Cantonese and Manderin language tagging.


The IETF “Language Tag Registry Update” working group has noted that lots of data is tagged as “zh-Hant”, regardless of whether or not it is pronounced as Cantonese or Manderin.  For video and audio however, this doesn’t allow a fine enough distinction, and so the LTRU is working on revising RFC 4646/4647 and the registry to allow for new tags to distiguish Cantonese and Manderin from the “macrolanguage” of Chinese.

So in the future we should expect to see “cmn” and “yue” tags instead of zh.  The LTRU is still a bit in flux about the details, but it is clear that in the future newly tagged data will use “cmn” and “yue”.  This is going to cause “an interesting time” since lots of legacy data, resources and systems will continue to use the zh tags.

User configurations may need to change, such as allowing both “cmn and zh” in a web browser’s language configuration.  Applications and systems may also need to change to provide “cmn” resources if “zh” was asked for, or vice versa.  Content providers may also need to retag existing data to distinguish between Cantonese and Manderin.

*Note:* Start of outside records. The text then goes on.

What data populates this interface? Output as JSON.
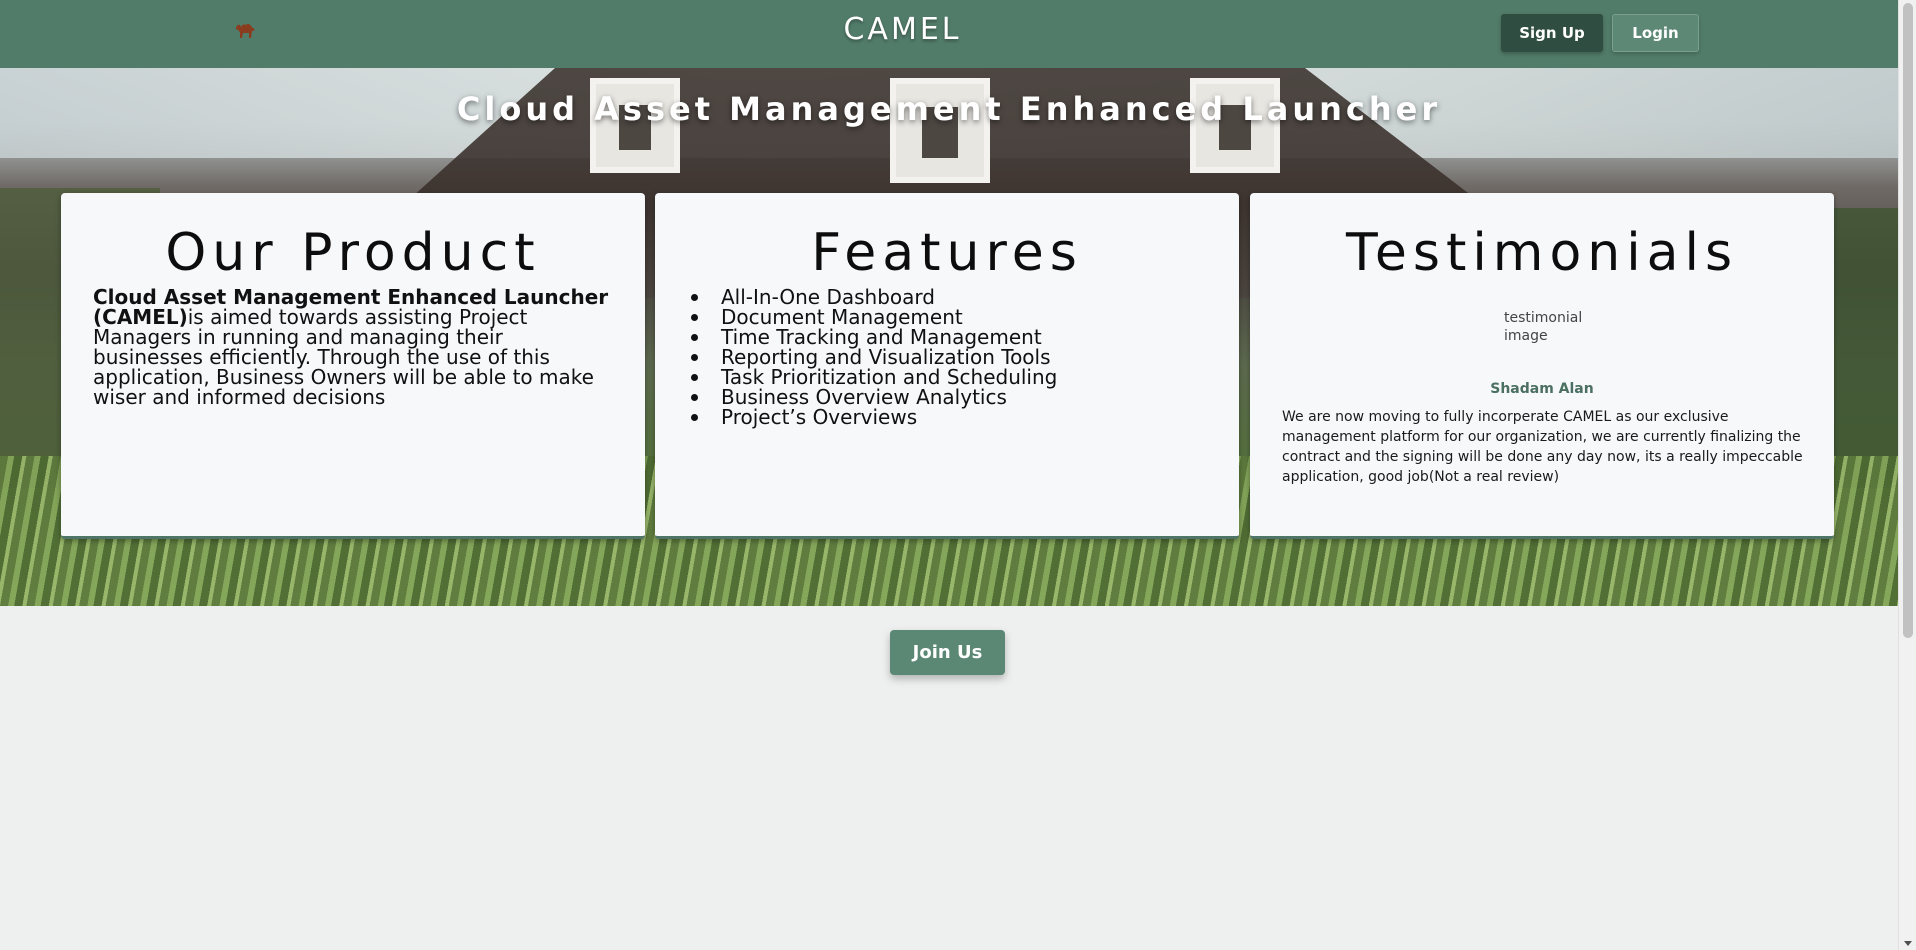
{
  "header": {
    "logo_icon": "camel-icon",
    "brand": "CAMEL",
    "signup_label": "Sign Up",
    "login_label": "Login"
  },
  "hero": {
    "title": "Cloud Asset Management Enhanced Launcher"
  },
  "product": {
    "heading": "Our Product",
    "bold_text": "Cloud Asset Management Enhanced Launcher (CAMEL)",
    "body_text": "is aimed towards assisting Project Managers in running and managing their businesses efficiently. Through the use of this application, Business Owners will be able to make wiser and informed decisions"
  },
  "features": {
    "heading": "Features",
    "items": [
      "All-In-One Dashboard",
      "Document Management",
      "Time Tracking and Management",
      "Reporting and Visualization Tools",
      "Task Prioritization and Scheduling",
      "Business Overview Analytics",
      "Project’s Overviews"
    ]
  },
  "testimonials": {
    "heading": "Testimonials",
    "image_alt": "testimonial image",
    "name": "Shadam Alan",
    "quote": "We are now moving to fully incorperate CAMEL as our exclusive management platform for our organization, we are currently finalizing the contract and the signing will be done any day now, its a really impeccable application, good job(Not a real review)"
  },
  "cta": {
    "join_label": "Join Us"
  },
  "colors": {
    "navbar": "#527c6a",
    "signup_bg": "#2f4d40",
    "join_bg": "#5b8874",
    "name_color": "#4b6f60"
  }
}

With these types of changes, the adoption rate is usually quite varied, so expect some applications and content to shift rapidly to using the new recommended names once that new standard is created.  Other data and systems will probably remain unchanged for a very long time, leading to very interesting scenarios when those environments communicate with each other.

Comments (4)

  1. Abel Cheung says:

    The origin of this confusion is that, Hong Kong and Macau people are actually using traditional Chinese version of Windows, which uses Taiwan locale as default. Most people don’t change the configuration at all (since changing configuration will cause most necessary IME to deactivate, thus not really usable). And not to mention, older IE has zh-cn and zh-tw (I haven’t checked IE7), but no zh-hk or whatever language tag. So most people don’t have any way to distinguish between zh-Hant and zh-yue.

    But anyway, don’t underestimate tolerance of Chinese people 😉  They have completely learned and familiarized such mixup situation, so any fix won’t be instantly effective. Perhaps ten more years or so. Not to mention, I have personally seen some small business still running Windows 98. Industries not using IT intensively are unlikely to change OS too much.

  2. orcmid says:

    I think it is "Mandarin."  The IETF seems to think so too.

    When I think about how important fine details are in this kind of tagging, and the general problems of accurately handling linguistic texts, my head wants to explode.  

    I figure the odds of getting it right seem to be decreasing as the richness and complexity of the tagging/collation/keyboard/font/… whatever increases.  There’s something about false assumption of precision because the terms are more precise but I am not at all sure about the practices.  

    Will this remain arcane and strictly subject matter for specialists, or is there a chance of it informing ordinary information technology and software?

  3. Abel Cheung says:

    @orcmid:

    I suppose it is understood to be a typo mistake 🙂

    Making users aware of this issue is close to impossible. In particular, they get used to current situation, and any change means they need to learn something new. Many non-technical computer users DO resist changes, no matter it becomes more "correct" or not.

  4. Shawn Steele says:

    I think you’re right, and that some users will resist changing.  I wasn’t trying to specify a "goodness" level about the issue :), but hopefully if the application developers understand the issues they can improve the change between the names because some people are certainly going to be using the new tags while others continue to use the existing tags.